カスタム・アクセス権限 (1 つのプロジェクトを範囲とするもの)

カスタム RBAC ポリシーを作成して、必要なアクション、Kubernetes リソース、およびプロジェクト (名前空間) に対するアクセス権限を Satellite Config に付与することができます。

  1. 役割の範囲とする特定のプロジェクトにおいて付与するアクションとリソースを指定し、役割を作成します。 例えば、次のコマンドはエディター役割を作成するので、Satellite Config はこのプロジェクト内のすべての Kubernetes リソースをデプロイおよび更新できます。

    kubectl create role razee-editor --namespace=default --verb=get,list,watch,create,update,patch,delete --resource="*.*"
    
    このコマンドの構成要素について
    コンポーネント 説明
    razee-editor クラスター役割の名前 (razee-editor など)。
    --namespace default 役割の範囲とするプロジェクト (名前空間) (default など)。
    --verb=get,list,watch,create,update,patch,delete 役割で許可するアクションのコンマ区切りリスト。 この例のアクションの verb は、エディターの一般的な役割 get,list,watch,create,update,patch,delete です。 その他の使用可能な動詞については、『 Kubernetes 』のドキュメントを参照してください。
    --resource="*.*" 役割でアクションを許可する Kubernetes リソースのコンマ区切りリスト。 この例では、すべての API グループのすべての Kubernetes リソース ("*.*") に対するアクセス権限が付与されています。 指定可能な他のリソースを確認するには、kubectl api-resources -o wide を実行してください。
  2. 先ほど作成したクラスター役割に Satellite Config サービス・アカウントをバインドする、役割バインディングを作成します。 これで、クラスターに対するカスタム・アクセス権限が Satellite Config に付与されます。

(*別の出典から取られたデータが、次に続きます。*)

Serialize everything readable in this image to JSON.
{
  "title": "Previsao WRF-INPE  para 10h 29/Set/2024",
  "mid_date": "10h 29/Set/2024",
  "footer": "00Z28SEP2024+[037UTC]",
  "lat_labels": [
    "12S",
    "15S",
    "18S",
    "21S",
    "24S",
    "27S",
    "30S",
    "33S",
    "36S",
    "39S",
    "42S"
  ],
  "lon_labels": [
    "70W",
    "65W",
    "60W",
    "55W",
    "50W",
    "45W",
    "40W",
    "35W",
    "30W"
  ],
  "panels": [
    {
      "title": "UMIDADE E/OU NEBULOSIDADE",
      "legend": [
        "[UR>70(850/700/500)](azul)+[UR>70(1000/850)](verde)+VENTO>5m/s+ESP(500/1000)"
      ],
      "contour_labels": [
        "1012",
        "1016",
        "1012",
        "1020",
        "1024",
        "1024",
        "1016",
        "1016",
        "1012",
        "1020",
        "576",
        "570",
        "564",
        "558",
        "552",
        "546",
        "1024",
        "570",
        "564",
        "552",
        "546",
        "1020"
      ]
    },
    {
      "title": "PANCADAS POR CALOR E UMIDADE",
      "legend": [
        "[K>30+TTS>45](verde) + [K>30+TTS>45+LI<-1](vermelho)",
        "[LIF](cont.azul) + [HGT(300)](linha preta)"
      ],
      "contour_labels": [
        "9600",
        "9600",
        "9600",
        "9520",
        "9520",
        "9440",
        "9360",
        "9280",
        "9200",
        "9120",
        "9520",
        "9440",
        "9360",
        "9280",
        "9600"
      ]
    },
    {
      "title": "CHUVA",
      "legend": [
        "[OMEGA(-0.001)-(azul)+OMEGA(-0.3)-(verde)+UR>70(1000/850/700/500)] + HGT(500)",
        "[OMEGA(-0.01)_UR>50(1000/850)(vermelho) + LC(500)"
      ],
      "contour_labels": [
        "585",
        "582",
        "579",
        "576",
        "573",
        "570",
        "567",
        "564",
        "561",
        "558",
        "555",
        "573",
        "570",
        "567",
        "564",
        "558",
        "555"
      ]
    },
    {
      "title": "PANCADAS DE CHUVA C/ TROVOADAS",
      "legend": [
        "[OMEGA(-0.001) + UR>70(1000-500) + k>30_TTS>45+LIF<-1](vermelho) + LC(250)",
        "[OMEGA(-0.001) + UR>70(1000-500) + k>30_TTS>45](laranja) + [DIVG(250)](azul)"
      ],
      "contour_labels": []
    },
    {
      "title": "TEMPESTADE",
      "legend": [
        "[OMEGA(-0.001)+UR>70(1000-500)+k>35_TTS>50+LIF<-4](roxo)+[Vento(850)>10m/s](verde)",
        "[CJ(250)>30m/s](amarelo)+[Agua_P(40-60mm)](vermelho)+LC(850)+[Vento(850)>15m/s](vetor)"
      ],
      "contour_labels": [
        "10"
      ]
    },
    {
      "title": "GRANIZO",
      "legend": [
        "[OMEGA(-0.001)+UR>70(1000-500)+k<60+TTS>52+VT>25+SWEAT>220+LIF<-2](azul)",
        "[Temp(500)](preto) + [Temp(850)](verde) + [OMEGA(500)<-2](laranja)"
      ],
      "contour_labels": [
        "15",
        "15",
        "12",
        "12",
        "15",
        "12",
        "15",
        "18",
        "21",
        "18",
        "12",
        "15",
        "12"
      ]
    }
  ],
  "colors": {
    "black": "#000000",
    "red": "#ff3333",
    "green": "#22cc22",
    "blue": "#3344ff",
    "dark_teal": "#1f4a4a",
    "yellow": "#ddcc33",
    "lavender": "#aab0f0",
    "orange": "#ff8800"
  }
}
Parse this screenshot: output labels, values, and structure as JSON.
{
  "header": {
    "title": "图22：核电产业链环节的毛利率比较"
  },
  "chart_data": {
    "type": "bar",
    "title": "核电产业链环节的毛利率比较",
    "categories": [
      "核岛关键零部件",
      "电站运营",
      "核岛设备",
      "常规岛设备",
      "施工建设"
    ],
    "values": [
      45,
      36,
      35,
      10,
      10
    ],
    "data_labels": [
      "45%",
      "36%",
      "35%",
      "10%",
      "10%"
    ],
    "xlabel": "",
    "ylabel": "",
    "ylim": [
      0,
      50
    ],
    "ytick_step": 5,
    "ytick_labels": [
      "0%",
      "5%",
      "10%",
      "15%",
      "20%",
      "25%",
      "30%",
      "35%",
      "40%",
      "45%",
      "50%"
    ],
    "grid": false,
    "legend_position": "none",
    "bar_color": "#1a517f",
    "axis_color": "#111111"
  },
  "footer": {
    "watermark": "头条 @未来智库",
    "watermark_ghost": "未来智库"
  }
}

    kubectl create rolebinding razee-editor --namespace=default --role=razee-editor --serviceaccount=razeedeploy:razee-editor
    
    このコマンドの構成要素について
    コンポーネント 説明
    razee-editor 役割バインディングの名前 (razee-editor など)。
    --namespace default 役割バインディングの範囲とするプロジェクト (名前空間) (default など)。 この名前空間は、当該役割が存在する名前空間と一致している必要があります。
    --role=razee-editor 先ほど作成した役割の名前 (razee-editor など)。
    --serviceaccount=razeedeploy:razee-editor Satellite Config コンポーネントで使用するようにデフォルトでセットアップされるサービス・アカウントの名前 (razeedeploy:razee-viewer または razeedeploy:razee-editor のどちらか)。